The San Diego-based firm is aiming to bring its products to doctor's offices and clinics, and Winn-Deen said the growing number of POC molecular tests available will help Mesa. "We won't have to convince FDA that this is possible ... everything that [competitors] do to develop the market I think will make it easier for us to come in," she said. In addition, other CLIA-waived molecular test platforms cost thousands of dollars, so lower price could be a differentiating factor for Mesa in the market. The test will also have the performance expected from a molecular test, so it will easily differentiate itself from rapid immunoassays currently in use in the POC setting, Winn-Deen said.

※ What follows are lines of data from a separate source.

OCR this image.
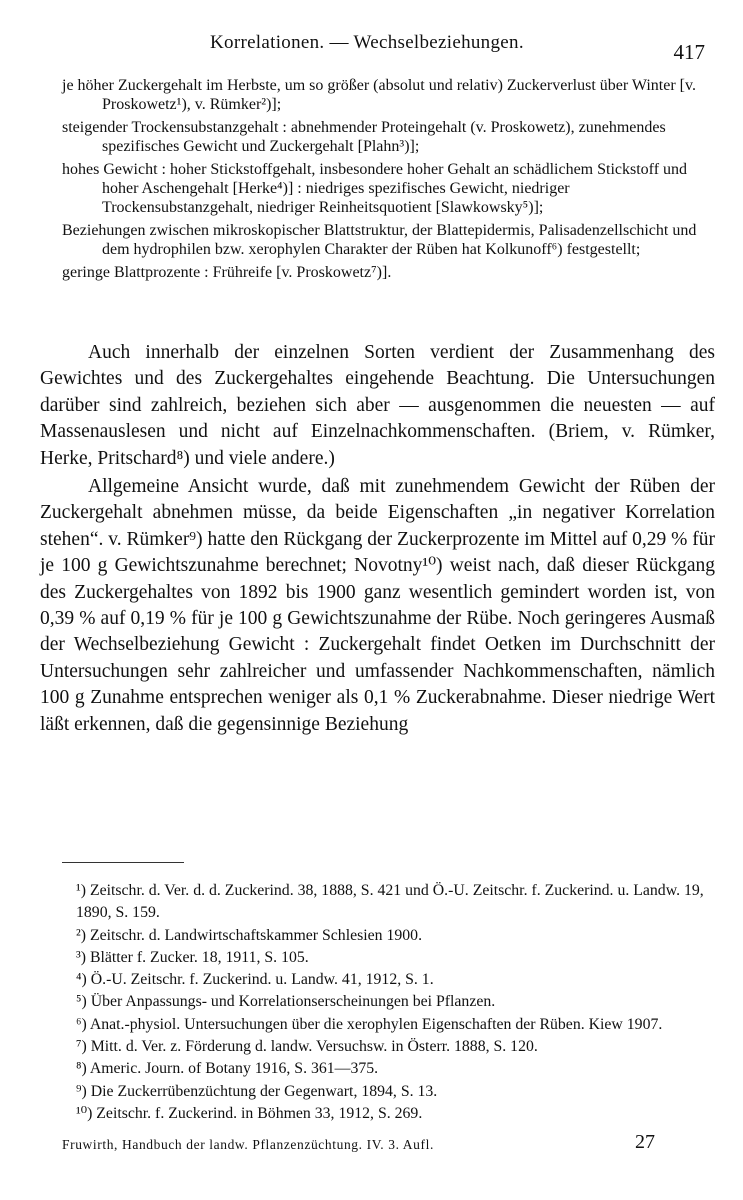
Korrelationen. — Wechselbeziehungen.	417
je höher Zuckergehalt im Herbste, um so größer (absolut und relativ) Zuckerverlust über Winter [v. Proskowetz¹), v. Rümker²)];
steigender Trockensubstanzgehalt : abnehmender Proteingehalt (v. Proskowetz), zunehmendes spezifisches Gewicht und Zuckergehalt [Plahn³)];
hohes Gewicht : hoher Stickstoffgehalt, insbesondere hoher Gehalt an schädlichem Stickstoff und hoher Aschengehalt [Herke⁴)] : niedriges spezifisches Gewicht, niedriger Trockensubstanzgehalt, niedriger Reinheitsquotient [Slawkowsky⁵)];
Beziehungen zwischen mikroskopischer Blattstruktur, der Blattepidermis, Palisadenzellschicht und dem hydrophilen bzw. xerophylen Charakter der Rüben hat Kolkunoff⁶) festgestellt;
geringe Blattprozente : Frühreife [v. Proskowetz⁷)].

Auch innerhalb der einzelnen Sorten verdient der Zusammenhang des Gewichtes und des Zuckergehaltes eingehende Beachtung. Die Untersuchungen darüber sind zahlreich, beziehen sich aber — ausgenommen die neuesten — auf Massenauslesen und nicht auf Einzelnachkommenschaften. (Briem, v. Rümker, Herke, Pritschard⁸) und viele andere.)

Allgemeine Ansicht wurde, daß mit zunehmendem Gewicht der Rüben der Zuckergehalt abnehmen müsse, da beide Eigenschaften „in negativer Korrelation stehen“. v. Rümker⁹) hatte den Rückgang der Zuckerprozente im Mittel auf 0,29 % für je 100 g Gewichtszunahme berechnet; Novotny¹⁰) weist nach, daß dieser Rückgang des Zuckergehaltes von 1892 bis 1900 ganz wesentlich gemindert worden ist, von 0,39 % auf 0,19 % für je 100 g Gewichtszunahme der Rübe. Noch geringeres Ausmaß der Wechselbeziehung Gewicht : Zuckergehalt findet Oetken im Durchschnitt der Untersuchungen sehr zahlreicher und umfassender Nachkommenschaften, nämlich 100 g Zunahme entsprechen weniger als 0,1 % Zuckerabnahme. Dieser niedrige Wert läßt erkennen, daß die gegensinnige Beziehung

¹) Zeitschr. d. Ver. d. d. Zuckerind. 38, 1888, S. 421 und Ö.-U. Zeitschr. f. Zuckerind. u. Landw. 19, 1890, S. 159.
²) Zeitschr. d. Landwirtschaftskammer Schlesien 1900.
³) Blätter f. Zucker. 18, 1911, S. 105.
⁴) Ö.-U. Zeitschr. f. Zuckerind. u. Landw. 41, 1912, S. 1.
⁵) Über Anpassungs- und Korrelationserscheinungen bei Pflanzen.
⁶) Anat.-physiol. Untersuchungen über die xerophylen Eigenschaften der Rüben. Kiew 1907.
⁷) Mitt. d. Ver. z. Förderung d. landw. Versuchsw. in Österr. 1888, S. 120.
⁸) Americ. Journ. of Botany 1916, S. 361—375.
⁹) Die Zuckerrübenzüchtung der Gegenwart, 1894, S. 13.
¹⁰) Zeitschr. f. Zuckerind. in Böhmen 33, 1912, S. 269.
Fruwirth, Handbuch der landw. Pflanzenzüchtung. IV. 3. Aufl.	27
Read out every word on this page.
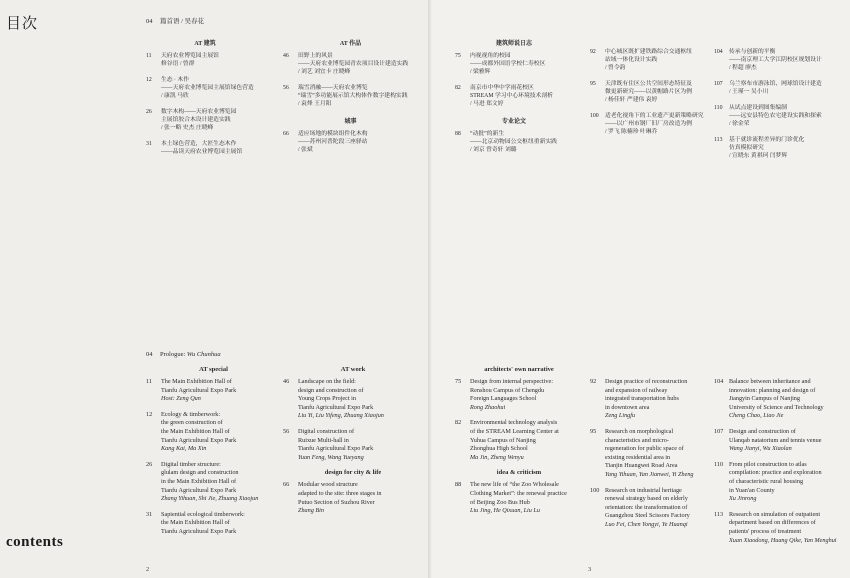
目次
contents
04 篇首语 / 吴春花
04 Prologue: Wu Chunhua
AT 建筑
11	天府农业博览园主展馆
修谷语 / 曾群
12	生态 · 木作
——天府农业博览园主展馆绿色营造
/ 康凯 马欣
26	数字木构——天府农业博览园
主展馆胶合木设计建造实践
/ 张一略 史杰 庄晓峰
31	本土绿色营造，大匠生态木作
——品读天府农业博览园主展馆
AT 作品
46	田野上的风景
——天府农业博览园青农项目设计建造实践
/ 刘艺 刘宜卡 庄晓峰
56	瑞雪消融——天府农业博览
“瑞雪”多功能展示馆大构体作数字建构实践
/ 袁烽 王月阳
城事
66	适应场地的模块组件化木构
——苏州河普陀段三座驿站
/ 张斌
建筑师说日志
75	内视视角的校园
——成都外国语学校仁寿校区
/ 梁雅辉
82	南京市中华中学雨花校区
STREAM 学习中心环境技术剖析
/ 马进 郑文婷
专业论文
88	“动批”的新生
——北京动物园公交枢纽重新实践
/ 刘京 曾奇轩 刘璐
92	中心城区既扩建铁路综合交通枢纽
站域一体化设计实践
/ 曾令韵
95	天津既有住区公共空间形态特征及
微更新研究——以黄帽路片区为例
/ 杨佳轩 严建伟 袁婷
100	适老化视角下的工业遗产更新策略研究
——以广州市钢厂旧厂房改造为例
/ 罗飞 陈楠珍 叶琳乔
104	传承与创新的平衡
——南京理工大学江阴校区规划设计
/ 程超 廖杰
107	乌兰察布市游泳馆、网球馆设计建造
/ 王瑾一 吴小川
110	从试点建设到图集编制
——远安县特色农宅建设实践和探索
/ 徐金荣
113	基于就诊流程差异的门诊优化
仿真模拟研究
/ 宣晓东 黄祺珂 闫梦辉
AT special
11	The Main Exhibition Hall of
Tianfu Agricultural Expo Park
Host: Zeng Qun
12	Ecology & timberwork:
the green construction of
the Main Exhibition Hall of
Tianfu Agricultural Expo Park
Kang Kai, Ma Xin
26	Digital timber structure:
glulam design and construction
in the Main Exhibition Hall of
Tianfu Agricultural Expo Park
Zhang Yihuan, Shi Jie, Zhuang Xiaojun
31	Sapiential ecological timberwork:
the Main Exhibition Hall of
Tianfu Agricultural Expo Park
AT work
46	Landscape on the field:
design and construction of
Young Crops Project in
Tianfu Agricultural Expo Park
Liu Yi, Liu Yifeng, Zhuang Xiaojun
56	Digital construction of
Ruixue Multi-hall in
Tianfu Agricultural Expo Park
Yuan Feng, Wang Yueyang
design for city & life
66	Modular wood structure
adapted to the site: three stages in
Putuo Section of Suzhou River
Zhang Bin
architects' own narrative
75	Design from internal perspective:
Renshou Campus of Chengdu
Foreign Languages School
Rong Zhaohui
82	Environmental technology analysis
of the STREAM Learning Center at
Yuhua Campus of Nanjing
Zhonghua High School
Ma Jin, Zheng Wenyu
idea & criticism
88	The new life of “the Zoo Wholesale
Clothing Market”: the renewal practice
of Beijing Zoo Bus Hub
Liu Jing, He Qixuan, Liu Lu
92	Design practice of reconstruction
and expansion of railway
integrated transportation hubs
in downtown area
Zeng Lingfu
95	Research on morphological
characteristics and micro-
regeneration for public space of
existing residential area in
Tianjin Huangwei Road Area
Yang Yihuan, Yan Jianwei, Yi Zheng
100 Research on industrial heritage
renewal strategy based on elderly
orientation: the transformation of
Guangzhou Steel Scissors Factory
Luo Fei, Chen Yongyi, Ye Huanqi
104 Balance between inheritance and
innovation: planning and design of
Jiangyin Campus of Nanjing
University of Science and Technology
Cheng Chao, Liao Jie
107 Design and construction of
Ulanqab natatorium and tennis venue
Wang Jianyi, Wu Xiaolan
110 From pilot construction to atlas
compilation: practice and exploration
of characteristic rural housing
in Yuan'an County
Xu Jinrong
113 Research on simulation of outpatient
department based on differences of
patients' process of treatment
Xuan Xiaodong, Huang Qike, Yan Menghui
2	3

"The quandary clinicians have had is [that] they'd love to upgrade to something more accurate, but a lot of particularly smaller practices don't have money to buy capital equipment that they use six months of the year to test for flu," she said. Removing the cost barrier will also allow clinicians to use tests that already have "very good" reimbursement, so they will not have to worry whether they will be paid.
"We're trying to peel away the objections and barriers to having patients get access to this kind of on-site testing," Winn-Deen said.
Mesa will partner with distributors when the time comes, and is particularly interested in partners that already call on physicians' offices.
The firm is also open to applied markets-related partnerships that take the technology outside of the human diagnostics space, including veterinary, agriculture, or genetically modified organism monitoring. "We're open to partners working with us to develop specific assays that they might want to have and distribute," Winn-Deen said.